Ask HN: Do you use AWS autoscaling with fully baked AMIs? - renaudg

Is anyone using autoscaling on AWS with fully baked AMIs and blue&#x2F;green deployments (as opposed to base images that get the latest app code from git or S3 at boot time, then get explicitly deployed to for updates) ?
This is what this blog post describes as « phoenix » rather than « snowflake » servers : http:&#x2F;&#x2F;blog.woorank.com&#x2F;2013&#x2F;10&#x2F;phoenix-servers-packerio&#x2F;<p>I’m using Packer and Ansible to build a ready-to-go AMI in a few minutes from a base OS image.<p>But then, what tools do you use to automate the process of getting this AMI live ? Which entails : creating a new Launch Configuration with the AMI, pointing a standby autoscaling group to the new Launch config, ramping up the number of instances in it, start routing live traffic to it (likely by updating a Route53 alias entry to point to the right ELB), and finally scaling down the previously live group. Rinse and repeat.<p>I’m about to roll my own boto-based script to do that, but I&#x27;m sure this has to be a common pattern : anything out there already ?
======
lukeck
We use Cloudformation to define everything in our stack. The AutoScalingGroup
resource has an attribute called UpdatePolicy that describes how instances
with the new AMI are deployed into the existing autoscaling group.

As long as there is enough difference between the current number of instances
in service and the maximum size of the ASG, existing instances won't be
terminated until the new instances are passing healthchecks and the load
balancer is sending them traffic. If the maximum has been reached, enough
existing instances will be killed to provide room for the next batch of new
instances.

------
sdfjkl
I've built just this for a client recently. There's one Ansible playbook that
can be used to build a template for baking the AMI, and that same playbook can
also be used to update a running instances on the fly, so you can update code
without having to replace instances (which I strongly believe is better, and
it's certainly faster than doing the instance cycling dance).
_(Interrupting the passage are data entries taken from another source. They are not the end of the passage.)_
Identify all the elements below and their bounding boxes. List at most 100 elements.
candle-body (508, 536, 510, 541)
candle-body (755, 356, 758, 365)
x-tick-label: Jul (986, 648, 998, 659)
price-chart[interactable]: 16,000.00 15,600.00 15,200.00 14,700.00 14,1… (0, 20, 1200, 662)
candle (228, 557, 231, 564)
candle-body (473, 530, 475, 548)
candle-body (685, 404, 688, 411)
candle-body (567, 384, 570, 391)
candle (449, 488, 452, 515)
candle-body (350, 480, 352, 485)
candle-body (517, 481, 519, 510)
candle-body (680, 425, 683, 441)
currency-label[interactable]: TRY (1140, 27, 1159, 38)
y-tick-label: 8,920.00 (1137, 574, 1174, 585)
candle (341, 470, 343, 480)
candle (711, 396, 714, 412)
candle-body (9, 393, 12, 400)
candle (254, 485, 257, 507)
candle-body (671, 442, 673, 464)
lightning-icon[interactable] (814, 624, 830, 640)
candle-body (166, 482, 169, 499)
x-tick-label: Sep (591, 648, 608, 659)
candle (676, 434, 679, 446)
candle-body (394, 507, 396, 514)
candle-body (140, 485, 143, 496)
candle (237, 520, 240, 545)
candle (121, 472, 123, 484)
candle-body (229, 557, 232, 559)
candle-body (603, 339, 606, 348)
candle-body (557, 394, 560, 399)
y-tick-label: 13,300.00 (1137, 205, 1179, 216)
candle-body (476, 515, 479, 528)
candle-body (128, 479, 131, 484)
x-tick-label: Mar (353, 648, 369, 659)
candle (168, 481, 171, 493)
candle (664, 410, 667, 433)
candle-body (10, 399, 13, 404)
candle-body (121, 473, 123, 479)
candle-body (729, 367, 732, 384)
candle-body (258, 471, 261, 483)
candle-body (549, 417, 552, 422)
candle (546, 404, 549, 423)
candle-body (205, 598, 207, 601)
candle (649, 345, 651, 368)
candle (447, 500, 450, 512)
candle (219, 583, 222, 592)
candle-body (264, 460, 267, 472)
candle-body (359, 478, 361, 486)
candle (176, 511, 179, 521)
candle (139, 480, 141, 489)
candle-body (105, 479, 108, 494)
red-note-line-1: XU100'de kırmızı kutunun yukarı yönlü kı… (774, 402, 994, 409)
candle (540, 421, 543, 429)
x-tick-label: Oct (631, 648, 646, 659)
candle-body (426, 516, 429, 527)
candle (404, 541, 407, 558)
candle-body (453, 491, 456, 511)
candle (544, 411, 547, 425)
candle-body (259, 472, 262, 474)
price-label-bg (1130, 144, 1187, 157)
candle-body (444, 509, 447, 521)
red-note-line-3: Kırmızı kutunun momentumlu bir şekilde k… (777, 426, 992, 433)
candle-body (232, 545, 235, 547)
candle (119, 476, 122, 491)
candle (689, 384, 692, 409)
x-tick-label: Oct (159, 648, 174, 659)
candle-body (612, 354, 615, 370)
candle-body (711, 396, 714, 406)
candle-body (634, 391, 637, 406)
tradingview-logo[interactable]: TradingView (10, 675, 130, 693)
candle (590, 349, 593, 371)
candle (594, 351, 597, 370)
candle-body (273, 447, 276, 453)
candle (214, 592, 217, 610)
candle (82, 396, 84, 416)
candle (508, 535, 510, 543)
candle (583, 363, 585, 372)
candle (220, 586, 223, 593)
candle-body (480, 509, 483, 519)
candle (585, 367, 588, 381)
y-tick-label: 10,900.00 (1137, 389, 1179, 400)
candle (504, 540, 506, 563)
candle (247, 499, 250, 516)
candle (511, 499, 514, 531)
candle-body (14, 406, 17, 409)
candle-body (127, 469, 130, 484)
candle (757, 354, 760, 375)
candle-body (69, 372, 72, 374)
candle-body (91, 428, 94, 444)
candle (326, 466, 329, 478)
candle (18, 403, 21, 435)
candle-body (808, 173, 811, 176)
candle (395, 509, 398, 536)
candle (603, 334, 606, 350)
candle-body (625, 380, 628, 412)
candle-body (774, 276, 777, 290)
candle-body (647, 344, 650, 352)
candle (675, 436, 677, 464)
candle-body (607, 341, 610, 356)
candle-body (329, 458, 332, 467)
Then there's a second playbook to bake the template into an AMI, update the
launch configs and tell the autoscaling groups to use the new launch configs.
For the latter two I had to write Ansible plugins (which the client might let
me open source, once documented).

------
sthulbourn
The BBC use the pre-baked AMIs exclusively for our deployments, we have a
concept of a "bakery" which creates a full formed AMI which we then use in our
launch config.

The idea being that when you do a deploy, the launch config is updated to use
the new AMI ID. The old instances are terminated and the new ones popup in its
place. You can play with the scaling options to set an update pause time. We
can get a 0 sec downtime with this.

------
ryanfitz
I bake ami using both packer and ansible and then do blue/green deployments
using asgard from netflix. Asgard streamlines the whole process of creating a
new autoscaling group, ramp up new instances and then cut of live traffic to
the older instances. They also expose a simple http api to fully automate
deploys.

I have been doing continuous deployments baking ami's with asgard for a couple
of years now and have had great results.

------
pjungwir
If you're comfortable with Chef, OpsWorks makes this pretty easy. There are
several lifecycle stages, including one for deploying your latest app code.
OpsWorks also lets you autoscale based on load or time of day. There is a
Capistrano plugin to launch new deployments if that's what you're used to.
It's all not as well documented as a lot of AWS, but it's a great tool.